In the latest work, Vinther and his colleagues used high-tech photography to image the dinosaur remains, blocking out all incoming glare, and set to work analysing the creature's colors.

Not only did they find the bandit mask, but their work revealed a form of camouflage colors called counter-shading (so called, as Vinther said, because it literally counteracts shadows).

The dark brown on its back and the white on its belly would have obscured the animal's outline, making Sinosauropteryx more difficult to spot in the sunlight.

The paleontologists 3D-printed a mock Sinosauropteryx and set about placing the model dinosaur in various environments.

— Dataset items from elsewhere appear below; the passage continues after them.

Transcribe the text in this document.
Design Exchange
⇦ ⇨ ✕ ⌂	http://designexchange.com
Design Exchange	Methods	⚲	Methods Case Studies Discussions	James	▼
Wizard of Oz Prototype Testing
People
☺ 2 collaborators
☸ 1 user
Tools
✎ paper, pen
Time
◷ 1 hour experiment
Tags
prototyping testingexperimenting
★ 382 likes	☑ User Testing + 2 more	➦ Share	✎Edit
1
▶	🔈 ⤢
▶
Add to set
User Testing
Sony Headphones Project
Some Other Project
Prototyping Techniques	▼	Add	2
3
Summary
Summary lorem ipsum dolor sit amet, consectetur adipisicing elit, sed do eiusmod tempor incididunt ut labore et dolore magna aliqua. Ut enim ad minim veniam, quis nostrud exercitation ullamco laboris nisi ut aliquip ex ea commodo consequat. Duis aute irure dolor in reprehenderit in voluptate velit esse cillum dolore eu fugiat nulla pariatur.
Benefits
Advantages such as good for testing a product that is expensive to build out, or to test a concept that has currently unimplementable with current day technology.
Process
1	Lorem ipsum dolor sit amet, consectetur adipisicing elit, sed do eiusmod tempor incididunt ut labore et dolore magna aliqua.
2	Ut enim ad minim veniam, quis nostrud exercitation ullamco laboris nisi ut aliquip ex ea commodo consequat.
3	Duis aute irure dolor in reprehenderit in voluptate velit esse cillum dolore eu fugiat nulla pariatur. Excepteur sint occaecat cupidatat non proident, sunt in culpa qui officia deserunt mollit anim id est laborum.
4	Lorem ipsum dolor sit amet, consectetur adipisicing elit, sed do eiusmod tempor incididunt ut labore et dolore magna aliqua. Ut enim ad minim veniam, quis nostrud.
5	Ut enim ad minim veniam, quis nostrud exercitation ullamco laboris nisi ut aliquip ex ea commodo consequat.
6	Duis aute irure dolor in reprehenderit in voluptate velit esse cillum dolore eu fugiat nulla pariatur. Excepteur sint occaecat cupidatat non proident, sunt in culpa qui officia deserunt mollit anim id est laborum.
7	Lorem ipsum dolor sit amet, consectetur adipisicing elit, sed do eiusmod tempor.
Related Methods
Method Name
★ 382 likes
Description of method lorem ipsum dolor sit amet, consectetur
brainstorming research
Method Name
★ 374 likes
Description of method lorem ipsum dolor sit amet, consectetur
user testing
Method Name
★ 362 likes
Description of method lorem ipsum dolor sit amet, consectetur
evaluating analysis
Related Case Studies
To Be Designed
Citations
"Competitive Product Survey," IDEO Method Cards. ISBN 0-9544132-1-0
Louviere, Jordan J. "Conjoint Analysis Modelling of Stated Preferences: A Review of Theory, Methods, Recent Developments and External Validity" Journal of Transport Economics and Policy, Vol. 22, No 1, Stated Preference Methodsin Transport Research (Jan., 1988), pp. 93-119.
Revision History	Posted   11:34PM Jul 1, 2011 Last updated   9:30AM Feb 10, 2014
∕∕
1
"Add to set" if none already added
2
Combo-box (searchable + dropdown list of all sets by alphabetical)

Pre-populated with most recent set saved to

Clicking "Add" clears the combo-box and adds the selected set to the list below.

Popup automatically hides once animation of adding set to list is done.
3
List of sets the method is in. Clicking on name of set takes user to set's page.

Its colors were most effective in open prairies or savannas and less effective in wooded regions.

In that regard, Sinosauropteryx resembled a pronghorn antelope, a prairie animal, rather than a forest creature like a white-tailed deer.

Sinosauropteryx joins a small but growing group of dinosaurs discovered to have camouflage. A huge herbivore, called a nodosaur, also was countershaded.

It had dark red pigment on its back and lighter colors on its stomach, paleontologists reported in August. Even those massive animals had to hide from the hungry carnivores that stomped through the Cretaceous Period 100 million years ago.

Uncovering dinosaur colors doesn't simply mean that paleontologic art will be more realistic. "Using camouflage patterns, we can say which dinosaurs lived where," Vinther said, "to paint a more complete picture of how the landscape looked like back then."

Sinosauropteryx remains have been found next to woodland dinosaurs. But Vinther said this research suggests that these animals probably never met while alive - rather, their bodies were swept together, and their proximity is an artifact of lake-bed fossilisation.

"We're demystifying the dinosaurs. They didn't look wild and wonky," Vinther said.

Many species alive today are countershaded: not just pronghorn antelope but also squirrels and coyotes. And many animals, too, have coats of brown or white, the better to hide.

Colorful birds are a minority, Vinther said, which is why he isn't surprised that scientists have yet to find many bright pink or orange dinosaurs.

After all, dazzling songbirds have a crucial advantage over other dinosaurs: flight. Fluff is no help when camouflage fails. The only other option for Sinosauropteryx was to run.